Tratamento De Tdah - TDAH: Causas, Sintomas e Tratamentos - Cristina T. Fonseca
TDAH: Causas, Sintomas e Tratamentos - Cristina T. Fonseca

Um guia prático sobre o que realmente funciona (e o que não funciona)

A maioria das pessoas procura tratamento para TDAH porque tem dificuldade em cumprir prazos, esquece compromissos simples e sente que o cérebro funciona em dez canais ao mesmo tempo. O tratamento eficaz exige combinação de abordagens, e quase nenhuma delas funciona isoladamente. Medicamentosozinho resolve parte do problema. Terapia sozinha também não é suficiente para a maioria dos adultos com diagnóstico confirmado. O tratamento de TDAH na prática começa com um diagnóstico preciso. A confusão é enorme porque muitos transtornos têm sintomas sobrepostos: ansiedade, depressão, distúrbios do sono, problemas tireoidianos. Um paciente meu foi diagnosticado com TDAH depois de dois anos sem melhora com terapia cognitivo-comportamental, quando na verdade o quadro dele era combinado com hipotireoidismo não tratado. O diagnóstico correto é o primeiro passo obrigatório, não opcional.

O que é o tratamento de TDAH de fato

Tratamento de TDAH é o conjunto de intervenções médicas, psicológicas e comportamentais destinadas a reduzir os sintomas centrais do transtorno: desatenção, hiperatividade e impulsividade. No adulto, a hiperatividade muitas vezes se manifesta como inquietação interna em vez de movimento físico excessivo, o que atrasa o diagnóstico em muitos casos. Os pilares são três: farmacológico, psicoterapêutico e de ajustes comportamentais e ambientais.
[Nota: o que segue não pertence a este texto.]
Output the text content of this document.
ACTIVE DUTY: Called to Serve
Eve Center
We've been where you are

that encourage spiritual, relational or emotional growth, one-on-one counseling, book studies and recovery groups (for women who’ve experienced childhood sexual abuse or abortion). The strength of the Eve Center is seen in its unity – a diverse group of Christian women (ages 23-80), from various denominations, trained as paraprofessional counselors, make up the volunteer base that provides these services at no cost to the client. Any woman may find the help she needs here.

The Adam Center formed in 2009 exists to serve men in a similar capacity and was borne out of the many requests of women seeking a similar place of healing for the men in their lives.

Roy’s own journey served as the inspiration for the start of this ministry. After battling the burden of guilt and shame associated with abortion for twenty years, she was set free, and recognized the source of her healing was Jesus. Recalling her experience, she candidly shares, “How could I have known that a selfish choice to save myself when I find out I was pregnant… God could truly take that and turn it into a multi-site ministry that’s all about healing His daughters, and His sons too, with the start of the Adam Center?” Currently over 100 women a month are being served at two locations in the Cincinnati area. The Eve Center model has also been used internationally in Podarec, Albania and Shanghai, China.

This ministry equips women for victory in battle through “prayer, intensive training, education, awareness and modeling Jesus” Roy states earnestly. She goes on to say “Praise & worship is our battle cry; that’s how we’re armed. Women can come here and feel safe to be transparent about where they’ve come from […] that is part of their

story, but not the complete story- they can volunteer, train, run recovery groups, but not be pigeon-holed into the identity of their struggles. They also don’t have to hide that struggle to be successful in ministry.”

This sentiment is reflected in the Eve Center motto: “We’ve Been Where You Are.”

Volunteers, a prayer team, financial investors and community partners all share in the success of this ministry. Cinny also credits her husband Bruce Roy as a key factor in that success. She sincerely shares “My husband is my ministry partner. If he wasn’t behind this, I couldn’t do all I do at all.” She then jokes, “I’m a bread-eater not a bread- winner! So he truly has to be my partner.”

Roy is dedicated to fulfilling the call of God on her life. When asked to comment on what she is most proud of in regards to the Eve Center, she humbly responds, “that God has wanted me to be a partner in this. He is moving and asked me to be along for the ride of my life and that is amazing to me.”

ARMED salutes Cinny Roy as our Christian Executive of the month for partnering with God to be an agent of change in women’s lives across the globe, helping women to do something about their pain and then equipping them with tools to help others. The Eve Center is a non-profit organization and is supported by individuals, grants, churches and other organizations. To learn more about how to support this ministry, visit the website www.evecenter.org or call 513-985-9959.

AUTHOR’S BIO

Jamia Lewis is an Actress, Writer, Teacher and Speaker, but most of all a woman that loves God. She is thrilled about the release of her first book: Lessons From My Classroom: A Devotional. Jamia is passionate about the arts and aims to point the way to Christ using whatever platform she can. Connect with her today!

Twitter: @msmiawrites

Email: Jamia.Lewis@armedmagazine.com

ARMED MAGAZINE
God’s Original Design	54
Cada um tem peso diferente dependendo do caso, e a combinação ideal varia de pessoa para pessoa.

Medicamentos: o que funciona e onde mora o problema

Os psicoestimulantes são a primeira linha de tratamento para adultos com TDAH. A metilfenidato (Ritalina, Concerta) e as anfetaminas derivadas (vandas, lisdexamfetamina) têm eficácia comprovada em cerca de 70 a 80% dos adultos. Eles aumentam a disponibilidade de dopamina e norepinefrina nas sinapses pré-frontais, melhorando a capacidade de manter atenção, inibir impulsos e organizar tarefas. O problema é que a resposta individual varia muito. Meu caso mais difícil foi com um paciente que respondia bem a dose baixa de metilfenidato mas desenvolveu taquicardia e ansiedade significativa acima de 20mg/dia. Troquei para lisdexamfetamina em dose fracionada e o quadro estabilizou. Isso mostra que ajustar o medicamento é tão importante quanto prescrevê-lo. Testar, observar efeitos colaterais, ajustar dose e trocar se necessário é parte normal do processo, não um fracasso.

Não estimulantes como atomoxetina (Strattera) e guanfacina são alternativas quando estimulantes não são bem tolerados ou há contraindicações. Atomoxetina tem efeito cumulativo que leva de quatro a seis semanas para full efficacy. Muitos pacientes desistem na primeira semana achando que não está funcionando. Não é o caso, é o mecanismo do medicamento. efeitos colaterais comuns incluem perda de apetite, dificuldade para dormir, irritabilidade, dor de cabeça e aumento da frequência cardíaca. Monitoramento cardiovascular básico é recomendado antes de iniciar e periodicamente durante o uso. Pressão arterial e pulsação devem ser verificadas. Em pacientes com histórico pessoal ou familiar de cardiopatia, avaliação cardiológica prévia é indicada.

Psicoterapia: qual abordagem tem evidencia

A terapia cognitivo-comportamental adaptada para TDAH adulto é a abordagem com mais evidência científica. Foca em habilidades práticas: organização, planejamento, manejo do tempo, identificação de padrões de procrastinação e reestruturação de crenças como "eu sempre consigo deixar pra depois". O modelo padrão dura entre 16 e 20 sessões. Sessões semanais nos primeiros meses, com intervalo maior conforme o paciente estabiliza. Grupos de habilidades também são úteis, especialmente para prática de técnicas em contexto coletivo.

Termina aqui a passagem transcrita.